Pandemic outbreaks, and especially the zero covid policy imposed by the president of China, have complicated logistics, but the same has happened in Taiwan and even in Japan. In India, with its abundant workforce, it would be possible to divert some of Apple’s current production to China, as well as to Vietnam, the only other Asian country with sufficient skilled labor, but in the very long term. Apple also sells many of its products manufactured in the country in China itself; it is estimated that 20% of its products are sold in China. Last year, an estimated 3.1% of iPhones were assembled in India and this year the proportion will be 6-7%.
Apple’s fear is that if the US government puts too many obstacles on the export of sophisticated products to China, the Chinese government will retaliate with Apple products. However, Apple has already had to give in with the construction of a macro data center that would centralize all iPhone communications within China and that its management would be controlled by a Chinese government official, as the New York Times published in its day. The concept of sovereignty in technology is very relative; especially now, that Europe, China or the United States have seen the inconveniences that it entails.
Xiaomi accounting problems in India
Xiaomi managed at the end of last year to be one of the three smartphone manufacturers with an installed base of more than 500 million users with its products, specifically with 509 million units at the end of December, according to data from the Chinese company. Until then, only Samsung and Apple had achieved it. This achievement has been the result of an ambitious export plan for Xiaomi products, both to Europe and to India and other Asian countries. In recent years, Xiaomi has managed to have a strong presence in the Spanish market.
Xiaomi’s expansion outside and inside China has benefited from the US embargo on smartphone processors designed by Huawei subsidiary HiSilicon and manufactured by TSMC. A little earlier, however, Xiaomi had already started its aggressive export plan, later imitated by Oppo, which is now beginning to make itself known in Europe.
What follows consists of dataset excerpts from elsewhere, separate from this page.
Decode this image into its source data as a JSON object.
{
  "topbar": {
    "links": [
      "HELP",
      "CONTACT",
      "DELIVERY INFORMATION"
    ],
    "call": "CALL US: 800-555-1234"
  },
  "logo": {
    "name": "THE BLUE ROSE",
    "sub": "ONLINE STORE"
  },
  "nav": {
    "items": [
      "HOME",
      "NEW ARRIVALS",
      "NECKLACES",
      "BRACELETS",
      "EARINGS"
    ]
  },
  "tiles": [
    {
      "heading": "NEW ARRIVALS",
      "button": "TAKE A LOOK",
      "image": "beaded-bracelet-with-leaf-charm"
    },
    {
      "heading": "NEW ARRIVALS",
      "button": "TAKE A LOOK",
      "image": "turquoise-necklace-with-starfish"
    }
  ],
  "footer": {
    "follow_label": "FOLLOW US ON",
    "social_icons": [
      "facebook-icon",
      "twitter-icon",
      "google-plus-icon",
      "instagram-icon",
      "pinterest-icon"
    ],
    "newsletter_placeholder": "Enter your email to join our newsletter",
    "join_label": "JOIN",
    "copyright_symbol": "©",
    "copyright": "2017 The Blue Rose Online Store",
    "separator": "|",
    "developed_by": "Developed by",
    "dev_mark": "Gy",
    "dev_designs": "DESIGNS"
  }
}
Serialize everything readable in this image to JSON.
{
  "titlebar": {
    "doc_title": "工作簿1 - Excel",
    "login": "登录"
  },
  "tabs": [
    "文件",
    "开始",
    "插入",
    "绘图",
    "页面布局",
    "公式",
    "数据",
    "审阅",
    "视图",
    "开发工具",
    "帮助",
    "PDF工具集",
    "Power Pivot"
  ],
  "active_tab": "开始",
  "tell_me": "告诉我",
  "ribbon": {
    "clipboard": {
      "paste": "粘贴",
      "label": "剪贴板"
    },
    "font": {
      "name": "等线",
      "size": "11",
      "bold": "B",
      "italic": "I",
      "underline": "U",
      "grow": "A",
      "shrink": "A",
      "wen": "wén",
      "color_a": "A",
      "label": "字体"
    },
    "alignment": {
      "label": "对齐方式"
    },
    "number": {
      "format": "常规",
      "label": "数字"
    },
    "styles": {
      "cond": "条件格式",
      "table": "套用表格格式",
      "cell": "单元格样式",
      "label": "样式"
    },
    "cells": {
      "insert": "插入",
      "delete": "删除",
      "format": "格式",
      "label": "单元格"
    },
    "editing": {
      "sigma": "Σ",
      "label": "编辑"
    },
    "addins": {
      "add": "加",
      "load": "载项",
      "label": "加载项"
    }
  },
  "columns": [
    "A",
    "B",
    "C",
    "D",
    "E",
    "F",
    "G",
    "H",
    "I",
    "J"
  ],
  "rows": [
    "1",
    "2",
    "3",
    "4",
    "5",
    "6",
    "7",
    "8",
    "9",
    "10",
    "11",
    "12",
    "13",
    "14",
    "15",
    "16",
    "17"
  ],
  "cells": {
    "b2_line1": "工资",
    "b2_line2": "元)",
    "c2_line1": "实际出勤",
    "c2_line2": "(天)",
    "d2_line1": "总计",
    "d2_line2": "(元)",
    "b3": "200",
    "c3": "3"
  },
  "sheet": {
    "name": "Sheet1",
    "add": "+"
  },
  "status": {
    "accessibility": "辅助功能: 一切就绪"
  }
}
Honor, once Huawei’s youth brand and now spun off from the company to avoid the US embargo, is also making a comeback, both inside China and in other countries, including Europe.
Through alliances, including the Taiwanese Foxconn, a large part of Xiaomi’s smartphones have been manufactured in India, under the “Make in India” scheme. Since 2014, the visible face of Xiaomi in India was that of Manu Kumar Jain, who, thanks to a strong promotional campaign, managed to go from 6% of the Indian smartphone market in 2016 to 27% in 2019, surpassing brands in a few quarters. stores and to Samsung. Now, three-quarters of the Indian smartphone market is controlled by companies with Chinese capital.
According to an announcement published by Jain, Xiaomi has sold more than 200 million smartphones in India, in a $38 billion market. Such a spectacular figure has attracted the interest of the Treasury inspection, which has accused the company of fraudulently diverting 725 million dollars abroad. The case is being closely watched by competitors and may affect the future of China-India manufacturing relations.
Both countries are as immense as rivals. For starters, Xiaomi’s share price on the Hong Kong stock market has fallen 40% so far this year. Not everything, far from it, is attributable to the alleged diversion of funds, but the drop in Xiaomi sales due to the factors indicated above have contributed greatly to the stock market crash. One more sign that factory relocation is not as simple or as profitable as it seems at first glance.